Ростом он невысок, но выглядит на редкость крепким, подобранным, — так и видишь его прыгающим через барьер или бегущим за футбольным мячом. Впечатление спортивности усиливает еще смуглота кожи, коротко остриженные на затылке волосы. Тесная вылинявшая гимнастерка выдает в нем недавнего солдата, и это наводит на мысль, что молодой человек отличается цепкой хозяйственностью* работает топором, заступом, понимает в моторах.

Да ведь он и есть председатель второго колхоза.

Василий Васильевич, вероятно повторяя вопрос, говорит: «Что же ты… против?» — на что ему горячо, словно старшая сестра, вступившаяся за не очень речистого брата, возражает молодая женщина: «Нет, нет… Что вы!»

Она, конечно, в этом колхозе секретарь партийной организации.

И второй молодой мужчина, одетый в такой же китель, как у секретаря райкома, подтверждает, что председатель колхоза не против объединения, понимает всю его необходимость и выгодность, о чем они втроем не раз толковали. Ихнему колхозу тракторов не купить, да и земли у них не так много, чтобы тракторы себя оправдали, не простаивали.

Он говорит внятно, хотя и негромко, чем-то напоминает исправного и деликатного учителя, чуть застенчивого на людях. Теперь уж, мне кажется, и гадать нечего: этот молодой человек — председатель сельсовета.

Здесь, вскинув глазами, начинает вдруг говорить симпатичный мне демобилизованный солдат, о котором я тут же узнаю у Василия Васильевича, что около двух лет назад, вернувшись из армии, он вызвался работать в плохоньком колхозе и постепенно наладил там хозяйство. «Лесу мы на зиму навозили, — говорит он как бы через силу, — двор хотели строить…»

Председатель райисполкома и Василий Васильевич резонно объясняют ему, что с Фролом Ионычем они гораздо скорее построят этот двор, да и многое другое построят, что после объединения он станет работать заместителем у Фрола Ионыча, — надо ведь старику готовить смену.

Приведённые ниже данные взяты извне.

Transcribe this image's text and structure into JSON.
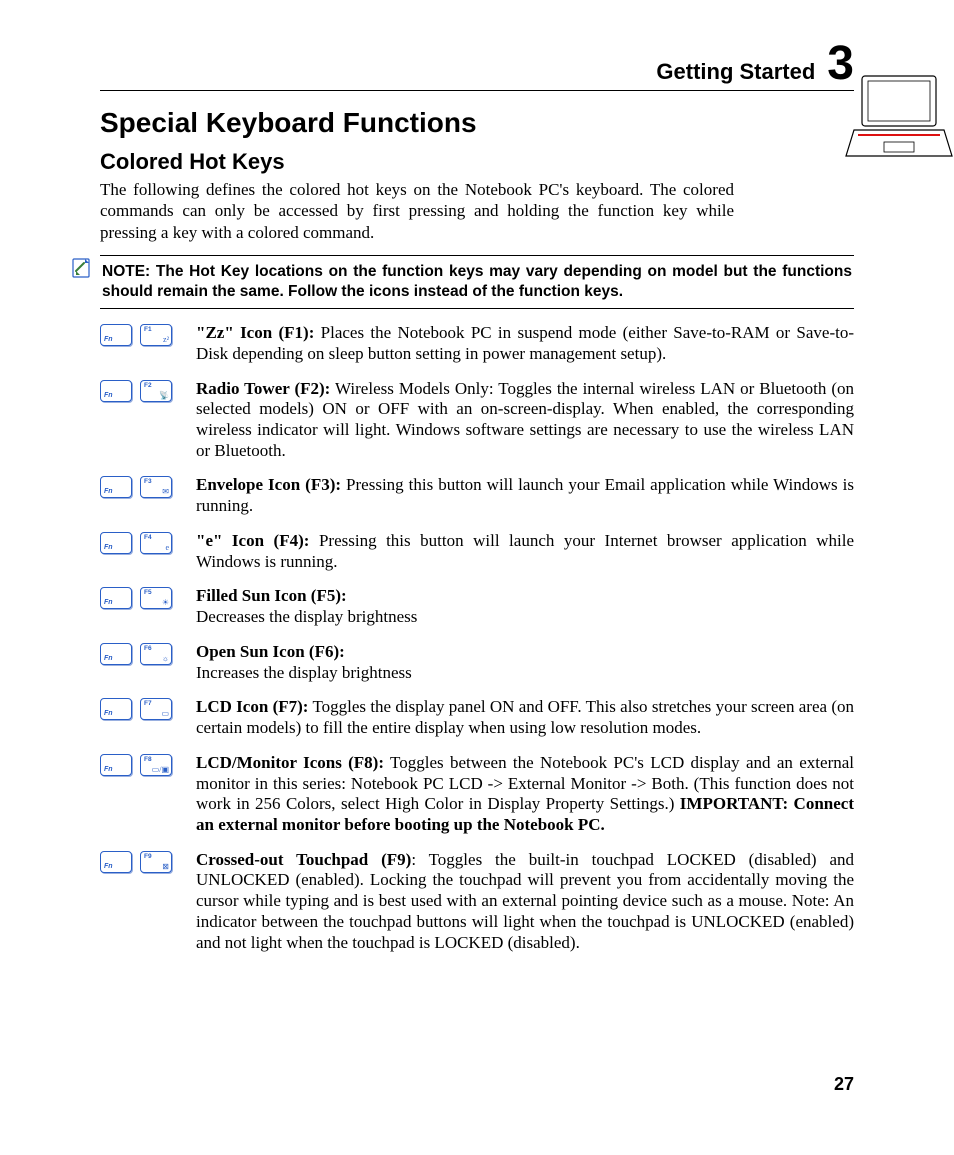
{
  "header": {
    "chapter_title": "Getting Started",
    "chapter_number": "3"
  },
  "section_title": "Special Keyboard Functions",
  "subsection_title": "Colored Hot Keys",
  "intro_text": "The following defines the colored hot keys on the Notebook PC's keyboard. The colored commands can only be accessed by first pressing and holding the function key while pressing a key with a colored command.",
  "note_text": "NOTE: The Hot Key locations on the function keys may vary depending on model but the functions should remain the same. Follow the icons instead of the function keys.",
  "fn_label": "Fn",
  "items": [
    {
      "fkey": "F1",
      "glyph": "z²",
      "title": "\"Zz\" Icon (F1):",
      "body": " Places the Notebook PC in suspend mode (either Save-to-RAM or Save-to-Disk depending on sleep button setting in power management setup)."
    },
    {
      "fkey": "F2",
      "glyph": "📡",
      "title": "Radio Tower (F2):",
      "body": " Wireless Models Only: Toggles the internal wireless LAN or Bluetooth (on selected models) ON or OFF with an on-screen-display. When enabled, the corresponding wireless indicator will light. Windows software settings are necessary to use the wireless LAN or Bluetooth."
    },
    {
      "fkey": "F3",
      "glyph": "✉",
      "title": "Envelope Icon (F3):",
      "body": " Pressing this button will launch your Email application while Windows is running."
    },
    {
      "fkey": "F4",
      "glyph": "e",
      "title": "\"e\" Icon (F4):",
      "body": " Pressing this button will launch your Internet browser application while Windows is running."
    },
    {
      "fkey": "F5",
      "glyph": "☀",
      "title": "Filled Sun Icon (F5):",
      "body": "<br>Decreases the display brightness"
    },
    {
      "fkey": "F6",
      "glyph": "☼",
      "title": "Open Sun Icon (F6):",
      "body": "<br>Increases the display brightness"
    },
    {
      "fkey": "F7",
      "glyph": "▭",
      "title": "LCD Icon (F7):",
      "body": " Toggles the display panel ON and OFF. This also stretches your screen area (on certain models) to fill the entire display when using low resolution modes."
    },
    {
      "fkey": "F8",
      "glyph": "▭/▣",
      "title": "LCD/Monitor Icons (F8):",
      "body": " Toggles between the Notebook PC's LCD display and an external monitor in this series: Notebook PC LCD -> External Monitor -> Both. (This function does not work in 256 Colors, select High Color in Display Property Settings.) <b>IMPORTANT: Connect an external monitor before booting up the Notebook PC.</b>"
    },
    {
      "fkey": "F9",
      "glyph": "⊠",
      "title": "Crossed-out Touchpad (F9)",
      "body": ": Toggles the built-in touchpad LOCKED (disabled) and UNLOCKED (enabled). Locking the touchpad will prevent you from accidentally moving the cursor while typing and is best used with an external pointing device such as a mouse. Note: An indicator between the touchpad buttons will light when the touchpad is UNLOCKED (enabled) and not light when the touchpad is LOCKED (disabled)."
    }
  ],
  "page_number": "27"
}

Все это, конечно, верно. И молодой председатель колхоза, как и его друзья, с которыми, разумеется, он давно уже все обговорил, хорошо понимает хозяйственную целесообразность предстоящего объединения.

Откуда же это чуть щемящее — «лесу мы навозили»?

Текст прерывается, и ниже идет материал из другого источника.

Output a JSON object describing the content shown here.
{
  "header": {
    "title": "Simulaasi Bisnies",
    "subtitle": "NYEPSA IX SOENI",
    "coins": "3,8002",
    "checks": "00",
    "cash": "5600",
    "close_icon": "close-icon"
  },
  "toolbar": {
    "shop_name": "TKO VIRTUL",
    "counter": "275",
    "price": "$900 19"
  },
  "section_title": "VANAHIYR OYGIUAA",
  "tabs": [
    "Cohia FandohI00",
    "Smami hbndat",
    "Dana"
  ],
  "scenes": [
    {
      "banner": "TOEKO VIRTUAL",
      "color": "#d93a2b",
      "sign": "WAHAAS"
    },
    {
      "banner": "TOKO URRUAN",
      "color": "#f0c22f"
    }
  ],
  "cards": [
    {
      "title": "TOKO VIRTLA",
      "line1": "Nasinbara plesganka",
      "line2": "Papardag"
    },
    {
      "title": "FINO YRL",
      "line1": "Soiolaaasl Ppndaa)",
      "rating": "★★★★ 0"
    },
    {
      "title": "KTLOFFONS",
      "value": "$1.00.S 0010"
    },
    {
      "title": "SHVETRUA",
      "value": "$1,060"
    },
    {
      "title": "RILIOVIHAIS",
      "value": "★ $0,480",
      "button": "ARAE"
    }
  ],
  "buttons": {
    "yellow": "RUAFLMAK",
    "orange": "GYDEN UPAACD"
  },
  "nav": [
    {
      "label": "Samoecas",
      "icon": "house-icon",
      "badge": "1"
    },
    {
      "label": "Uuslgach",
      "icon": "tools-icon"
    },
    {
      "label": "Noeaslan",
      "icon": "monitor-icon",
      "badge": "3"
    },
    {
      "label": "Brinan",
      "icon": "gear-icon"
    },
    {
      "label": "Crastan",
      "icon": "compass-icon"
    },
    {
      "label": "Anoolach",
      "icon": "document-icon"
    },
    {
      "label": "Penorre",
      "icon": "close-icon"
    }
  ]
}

Андрей Владимирович, когда услышал эти слова, толкнул меня локтем. Татарские глаза его при этом довольно поблескивали. Он наклонился ко мне и проговорил с одобрением: «Справный мужичок!»

Справность, то есть запасливость, обиходливость, привычка к заведенному порядку, когда все, как говорится, идет чередом, способность обладить дело в наилучшем виде — все это, по-моему, черты характера положительные. Правда, при известном социальном строе они могут послужить инстинкту частной собственности, привести к обогащению, но строй-то у нас не тот.

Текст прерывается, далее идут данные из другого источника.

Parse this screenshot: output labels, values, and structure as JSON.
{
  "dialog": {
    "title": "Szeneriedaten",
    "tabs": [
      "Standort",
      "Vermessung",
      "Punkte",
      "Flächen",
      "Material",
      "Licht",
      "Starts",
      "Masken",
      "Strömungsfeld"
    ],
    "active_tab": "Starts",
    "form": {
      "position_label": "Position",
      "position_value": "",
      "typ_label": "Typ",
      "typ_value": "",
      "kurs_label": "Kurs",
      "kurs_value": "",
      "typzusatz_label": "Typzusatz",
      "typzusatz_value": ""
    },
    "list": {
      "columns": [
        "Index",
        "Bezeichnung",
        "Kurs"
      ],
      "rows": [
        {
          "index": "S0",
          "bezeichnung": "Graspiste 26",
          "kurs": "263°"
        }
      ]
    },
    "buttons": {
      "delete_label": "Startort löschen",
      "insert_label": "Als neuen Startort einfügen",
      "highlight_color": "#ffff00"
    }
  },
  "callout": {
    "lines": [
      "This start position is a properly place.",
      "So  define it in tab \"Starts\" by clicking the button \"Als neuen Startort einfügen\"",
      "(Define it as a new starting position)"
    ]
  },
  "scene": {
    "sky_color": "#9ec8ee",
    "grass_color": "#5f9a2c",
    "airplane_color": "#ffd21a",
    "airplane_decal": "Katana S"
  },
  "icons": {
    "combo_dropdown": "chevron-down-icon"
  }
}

Молодому председателю колхоза, коли на то пошло, куда выгоднее работать у Фрола Ионыча, нежели в слабом своем колхозе. И если он с тоскливой нотой говорит о предусмотрительно завезенном им зимой лесе, из которого собирался строить скотный двор, если он так же, в чем я убежден, станет говорить о каждой телочке, выращенной при его участии, о вспаханном по его замыслу перелоге, то и дело здесь не в собственнических инстинктах, как полагают иные ревнители социалистической морали. Дошло ведь до того, что в недавние времена чуть ли не каждого хозяйственного председателя стали называть_кулаком, словно он эксплуатировал чужой труд, давал деньги в рост, барышничал, наживался на людской беде. У такого председателя только и греха, что он жаден до земли, до цемента и теса, умеет торговать, сам не поест, а накормит лошадь, осмотрителен в расходах, озабочен заработками колхозников, не согласен оставаться без семян, чтобы выполнить поставки за нерадивых соседей. Все это приводит к тому, что колхоз богатеет, а с ним и государство. Современные справные мужички, которых не отодрать от колхозного двора, как не отодрать было их предков от двора собственного, работают, подчас не сознавая этого, не ради себя и «ближних», но ради «дальних.», что по ленинскому определению предвещает коммунизм. Однако, вопреки здравому смыслу, такой вот измятый, непроспавшийся чужедворок, радость которого в том, чтобы товарища своего поставить по команде «смирно», или же чистоплюй, в своей жизни ничего не сработавший собственными руками, продолжает именовать кровную приверженность к ростку в поле, к поросенку, задравшему любопытствующий пятачок, пережитком собственнической крестьянской психологии.